At least, that's what a new University of Chicago study commissioned by online dating website eHarmony would like you to believe.
The research, published Monday in the Proceedings of the National Academy of Sciences, shows that that approximately one-third of 19,131 American couples who married between 2005 - 2012 met their spouse online. And while this research was based on U.S. data, there is no reason to believe the trend is significantly different in Canada.
"We found evidence for a dramatic shift since the advent of the Internet in how people are meeting their spouse," lead author and psychology professor, John Cacioppo from the University of Chicago, tells Agence France-Presse.
The researchers found that marriage breakups were reported in about 6 per cent of the people who met online, compared with 7.6 per cent of the people who met offline.

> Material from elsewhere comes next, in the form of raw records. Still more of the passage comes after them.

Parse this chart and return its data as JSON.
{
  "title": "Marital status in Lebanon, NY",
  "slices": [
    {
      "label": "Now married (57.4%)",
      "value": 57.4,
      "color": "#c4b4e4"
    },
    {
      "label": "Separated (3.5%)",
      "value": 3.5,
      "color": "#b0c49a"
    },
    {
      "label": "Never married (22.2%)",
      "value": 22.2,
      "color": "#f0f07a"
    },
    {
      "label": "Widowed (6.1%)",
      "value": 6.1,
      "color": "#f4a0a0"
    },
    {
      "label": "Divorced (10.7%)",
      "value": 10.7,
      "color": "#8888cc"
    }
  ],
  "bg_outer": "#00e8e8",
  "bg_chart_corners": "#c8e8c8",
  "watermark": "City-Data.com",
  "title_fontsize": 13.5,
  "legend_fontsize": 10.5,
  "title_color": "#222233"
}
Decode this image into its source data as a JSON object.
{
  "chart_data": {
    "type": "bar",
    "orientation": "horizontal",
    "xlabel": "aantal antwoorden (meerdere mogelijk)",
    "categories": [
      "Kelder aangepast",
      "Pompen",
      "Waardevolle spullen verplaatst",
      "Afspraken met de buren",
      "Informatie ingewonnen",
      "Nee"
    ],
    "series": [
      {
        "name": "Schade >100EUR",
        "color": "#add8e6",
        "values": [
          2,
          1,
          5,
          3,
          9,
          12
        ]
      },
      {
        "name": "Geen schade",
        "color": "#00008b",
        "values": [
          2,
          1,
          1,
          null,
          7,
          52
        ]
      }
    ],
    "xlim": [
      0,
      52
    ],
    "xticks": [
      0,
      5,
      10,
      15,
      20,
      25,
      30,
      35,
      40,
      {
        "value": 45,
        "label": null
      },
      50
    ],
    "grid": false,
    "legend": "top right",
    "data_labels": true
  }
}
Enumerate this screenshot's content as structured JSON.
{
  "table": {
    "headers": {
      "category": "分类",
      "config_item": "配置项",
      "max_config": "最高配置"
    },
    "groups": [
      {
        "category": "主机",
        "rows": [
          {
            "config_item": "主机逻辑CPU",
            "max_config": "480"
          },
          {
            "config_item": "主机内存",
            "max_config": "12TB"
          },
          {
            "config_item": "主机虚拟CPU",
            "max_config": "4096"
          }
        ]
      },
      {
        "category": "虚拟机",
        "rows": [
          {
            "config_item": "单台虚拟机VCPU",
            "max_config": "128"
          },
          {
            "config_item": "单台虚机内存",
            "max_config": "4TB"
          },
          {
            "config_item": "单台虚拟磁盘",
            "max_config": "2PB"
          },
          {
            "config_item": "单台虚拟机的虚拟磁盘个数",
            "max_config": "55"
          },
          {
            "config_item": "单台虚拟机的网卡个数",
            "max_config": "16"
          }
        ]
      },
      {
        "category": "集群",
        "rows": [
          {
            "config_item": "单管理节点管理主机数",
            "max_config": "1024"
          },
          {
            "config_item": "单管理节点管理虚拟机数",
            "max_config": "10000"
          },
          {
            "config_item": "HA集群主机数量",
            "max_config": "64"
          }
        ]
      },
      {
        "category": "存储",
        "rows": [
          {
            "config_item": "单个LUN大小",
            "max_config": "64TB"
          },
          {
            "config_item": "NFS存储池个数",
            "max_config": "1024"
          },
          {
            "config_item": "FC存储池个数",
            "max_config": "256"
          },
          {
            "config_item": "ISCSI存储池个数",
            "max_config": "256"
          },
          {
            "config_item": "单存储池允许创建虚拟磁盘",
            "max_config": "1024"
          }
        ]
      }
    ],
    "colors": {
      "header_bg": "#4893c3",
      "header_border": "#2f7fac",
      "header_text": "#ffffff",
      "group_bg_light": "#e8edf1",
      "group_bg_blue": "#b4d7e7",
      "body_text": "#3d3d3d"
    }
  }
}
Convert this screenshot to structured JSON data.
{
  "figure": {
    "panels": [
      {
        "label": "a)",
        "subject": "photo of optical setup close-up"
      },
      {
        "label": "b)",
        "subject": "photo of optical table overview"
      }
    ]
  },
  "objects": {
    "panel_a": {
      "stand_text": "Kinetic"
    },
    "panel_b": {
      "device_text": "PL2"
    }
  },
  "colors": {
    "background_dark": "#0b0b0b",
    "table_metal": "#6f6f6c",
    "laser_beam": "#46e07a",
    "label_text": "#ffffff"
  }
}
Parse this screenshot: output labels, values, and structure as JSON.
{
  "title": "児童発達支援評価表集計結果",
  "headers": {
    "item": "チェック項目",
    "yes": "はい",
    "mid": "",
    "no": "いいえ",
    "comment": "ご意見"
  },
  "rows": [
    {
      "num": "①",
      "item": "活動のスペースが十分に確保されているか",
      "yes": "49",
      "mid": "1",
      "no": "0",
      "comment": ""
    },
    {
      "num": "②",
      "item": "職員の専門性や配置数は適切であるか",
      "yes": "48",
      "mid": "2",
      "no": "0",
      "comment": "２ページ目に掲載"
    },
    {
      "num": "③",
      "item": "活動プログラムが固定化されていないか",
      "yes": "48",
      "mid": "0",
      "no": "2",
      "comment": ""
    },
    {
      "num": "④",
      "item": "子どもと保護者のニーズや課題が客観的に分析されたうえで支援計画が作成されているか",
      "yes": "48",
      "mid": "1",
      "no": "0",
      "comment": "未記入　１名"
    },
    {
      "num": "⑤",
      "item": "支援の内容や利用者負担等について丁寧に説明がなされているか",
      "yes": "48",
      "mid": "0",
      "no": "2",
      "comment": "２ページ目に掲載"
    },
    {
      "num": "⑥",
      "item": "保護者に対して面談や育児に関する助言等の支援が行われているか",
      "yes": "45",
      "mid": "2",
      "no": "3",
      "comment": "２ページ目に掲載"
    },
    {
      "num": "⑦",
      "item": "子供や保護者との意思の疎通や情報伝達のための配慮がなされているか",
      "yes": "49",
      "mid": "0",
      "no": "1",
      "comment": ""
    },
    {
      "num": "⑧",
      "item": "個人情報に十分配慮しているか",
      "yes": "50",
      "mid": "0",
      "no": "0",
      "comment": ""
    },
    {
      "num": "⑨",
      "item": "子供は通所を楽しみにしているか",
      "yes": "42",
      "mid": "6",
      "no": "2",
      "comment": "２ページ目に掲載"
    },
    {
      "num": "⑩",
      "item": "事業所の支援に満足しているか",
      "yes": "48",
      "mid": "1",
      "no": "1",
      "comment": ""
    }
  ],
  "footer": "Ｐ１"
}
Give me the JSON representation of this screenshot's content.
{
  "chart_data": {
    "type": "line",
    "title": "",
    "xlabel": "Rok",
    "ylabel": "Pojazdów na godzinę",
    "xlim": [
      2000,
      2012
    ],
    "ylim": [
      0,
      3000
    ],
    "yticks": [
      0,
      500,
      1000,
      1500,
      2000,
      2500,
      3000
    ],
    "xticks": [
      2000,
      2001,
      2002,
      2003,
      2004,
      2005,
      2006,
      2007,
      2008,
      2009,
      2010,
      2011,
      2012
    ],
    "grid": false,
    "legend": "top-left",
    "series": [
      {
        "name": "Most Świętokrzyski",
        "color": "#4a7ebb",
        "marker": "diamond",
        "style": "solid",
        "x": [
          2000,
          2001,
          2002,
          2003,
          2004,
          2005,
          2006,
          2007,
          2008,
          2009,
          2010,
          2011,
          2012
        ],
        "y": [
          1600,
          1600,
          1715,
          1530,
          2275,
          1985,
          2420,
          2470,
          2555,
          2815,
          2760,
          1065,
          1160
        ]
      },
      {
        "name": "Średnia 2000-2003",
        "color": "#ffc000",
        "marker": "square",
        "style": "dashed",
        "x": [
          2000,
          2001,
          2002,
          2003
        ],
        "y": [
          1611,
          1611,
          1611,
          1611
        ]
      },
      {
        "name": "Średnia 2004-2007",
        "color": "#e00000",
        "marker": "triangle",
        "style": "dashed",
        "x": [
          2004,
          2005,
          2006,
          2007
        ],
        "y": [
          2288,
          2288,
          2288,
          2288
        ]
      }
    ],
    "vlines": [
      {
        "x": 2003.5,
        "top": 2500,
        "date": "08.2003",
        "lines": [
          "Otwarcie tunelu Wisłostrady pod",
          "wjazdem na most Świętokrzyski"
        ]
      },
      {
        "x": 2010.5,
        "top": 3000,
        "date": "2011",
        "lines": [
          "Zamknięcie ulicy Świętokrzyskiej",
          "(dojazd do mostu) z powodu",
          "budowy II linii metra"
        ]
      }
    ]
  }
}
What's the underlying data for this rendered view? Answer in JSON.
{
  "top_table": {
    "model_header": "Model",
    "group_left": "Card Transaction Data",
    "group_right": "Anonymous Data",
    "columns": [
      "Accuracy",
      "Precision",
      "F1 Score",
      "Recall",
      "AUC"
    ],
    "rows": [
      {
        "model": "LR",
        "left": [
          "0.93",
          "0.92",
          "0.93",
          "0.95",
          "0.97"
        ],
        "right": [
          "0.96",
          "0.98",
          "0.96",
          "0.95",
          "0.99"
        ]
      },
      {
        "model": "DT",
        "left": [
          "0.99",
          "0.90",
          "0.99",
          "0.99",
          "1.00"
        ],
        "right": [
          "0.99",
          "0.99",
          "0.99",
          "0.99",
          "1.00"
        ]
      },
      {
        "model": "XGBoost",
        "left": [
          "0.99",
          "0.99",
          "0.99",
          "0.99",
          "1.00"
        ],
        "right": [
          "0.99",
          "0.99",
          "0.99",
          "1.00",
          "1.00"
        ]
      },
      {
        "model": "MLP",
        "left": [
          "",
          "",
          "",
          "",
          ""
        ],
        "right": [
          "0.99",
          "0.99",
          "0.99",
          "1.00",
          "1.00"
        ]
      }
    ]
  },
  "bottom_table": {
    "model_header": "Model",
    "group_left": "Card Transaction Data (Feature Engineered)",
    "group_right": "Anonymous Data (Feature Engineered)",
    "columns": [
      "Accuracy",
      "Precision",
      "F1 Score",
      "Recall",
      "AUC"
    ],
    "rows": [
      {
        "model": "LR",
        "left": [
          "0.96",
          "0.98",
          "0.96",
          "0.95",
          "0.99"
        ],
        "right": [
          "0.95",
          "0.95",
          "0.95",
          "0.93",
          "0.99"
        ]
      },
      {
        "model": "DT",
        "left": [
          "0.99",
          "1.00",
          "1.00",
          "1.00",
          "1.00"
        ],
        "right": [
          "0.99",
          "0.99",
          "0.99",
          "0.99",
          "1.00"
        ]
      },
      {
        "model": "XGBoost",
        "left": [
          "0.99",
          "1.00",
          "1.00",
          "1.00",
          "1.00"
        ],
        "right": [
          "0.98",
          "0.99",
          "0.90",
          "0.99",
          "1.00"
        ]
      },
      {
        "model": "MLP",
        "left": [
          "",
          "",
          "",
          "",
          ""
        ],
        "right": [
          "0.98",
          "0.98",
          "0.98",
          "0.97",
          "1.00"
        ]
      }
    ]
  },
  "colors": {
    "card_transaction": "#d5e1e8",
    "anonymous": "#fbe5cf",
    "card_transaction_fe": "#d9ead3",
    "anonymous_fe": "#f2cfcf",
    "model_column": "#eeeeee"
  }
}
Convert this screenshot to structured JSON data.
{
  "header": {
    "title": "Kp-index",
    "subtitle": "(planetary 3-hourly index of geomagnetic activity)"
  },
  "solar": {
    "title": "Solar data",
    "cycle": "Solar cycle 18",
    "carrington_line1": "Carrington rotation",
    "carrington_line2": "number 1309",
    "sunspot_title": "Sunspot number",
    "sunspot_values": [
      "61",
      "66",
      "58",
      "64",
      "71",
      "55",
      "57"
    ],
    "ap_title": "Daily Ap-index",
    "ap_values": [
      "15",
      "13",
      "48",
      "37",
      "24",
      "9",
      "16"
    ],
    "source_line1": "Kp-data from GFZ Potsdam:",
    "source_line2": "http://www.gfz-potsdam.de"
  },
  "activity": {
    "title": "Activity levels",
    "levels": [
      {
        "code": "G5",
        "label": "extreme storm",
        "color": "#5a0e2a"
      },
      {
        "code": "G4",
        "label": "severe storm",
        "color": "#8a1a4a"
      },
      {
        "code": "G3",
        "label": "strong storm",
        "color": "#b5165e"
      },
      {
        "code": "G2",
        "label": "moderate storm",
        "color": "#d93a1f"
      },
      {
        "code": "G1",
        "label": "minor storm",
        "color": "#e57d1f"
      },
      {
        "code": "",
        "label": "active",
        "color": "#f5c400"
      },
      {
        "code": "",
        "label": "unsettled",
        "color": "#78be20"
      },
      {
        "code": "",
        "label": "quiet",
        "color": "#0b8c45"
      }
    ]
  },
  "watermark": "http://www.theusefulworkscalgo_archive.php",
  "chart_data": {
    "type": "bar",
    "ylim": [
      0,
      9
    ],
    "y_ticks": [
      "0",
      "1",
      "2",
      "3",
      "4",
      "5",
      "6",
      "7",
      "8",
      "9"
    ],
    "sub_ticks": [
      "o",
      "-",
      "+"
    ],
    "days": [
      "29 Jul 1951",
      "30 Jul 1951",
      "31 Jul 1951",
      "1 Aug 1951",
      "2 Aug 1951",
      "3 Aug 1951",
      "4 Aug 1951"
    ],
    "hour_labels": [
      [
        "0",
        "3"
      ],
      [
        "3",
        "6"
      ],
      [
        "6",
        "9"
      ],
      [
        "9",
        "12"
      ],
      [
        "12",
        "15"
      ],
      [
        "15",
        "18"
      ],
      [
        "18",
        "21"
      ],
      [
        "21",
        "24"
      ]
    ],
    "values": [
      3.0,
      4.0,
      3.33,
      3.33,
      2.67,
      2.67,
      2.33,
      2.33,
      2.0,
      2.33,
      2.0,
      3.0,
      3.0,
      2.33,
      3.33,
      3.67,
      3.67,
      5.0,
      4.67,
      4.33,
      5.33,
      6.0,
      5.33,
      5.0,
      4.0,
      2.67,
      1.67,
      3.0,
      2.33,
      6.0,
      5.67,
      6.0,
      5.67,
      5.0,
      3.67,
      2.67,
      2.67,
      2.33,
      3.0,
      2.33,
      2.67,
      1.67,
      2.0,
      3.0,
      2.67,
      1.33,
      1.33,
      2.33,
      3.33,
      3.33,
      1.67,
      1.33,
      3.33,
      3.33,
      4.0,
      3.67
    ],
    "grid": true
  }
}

This was noted to be a statistically significant difference.
They also discovered that marriages for people who met online reported a mean score of 5.64 for relationship satisfaction, compared with a score of 5.48 for people who met offline.
The difference remained statistically significant even after controlling for variables like year of marriage, sex, age, education, ethnicity, household income, religion and employment status.
People who met online were more likely to be older (between 30 to 39) and have a higher income. The group was diverse racially and ethnically.
Among the least successful marriages were those in which people met at bars, through blind dates and in virtual online worlds where people communicate through avatars.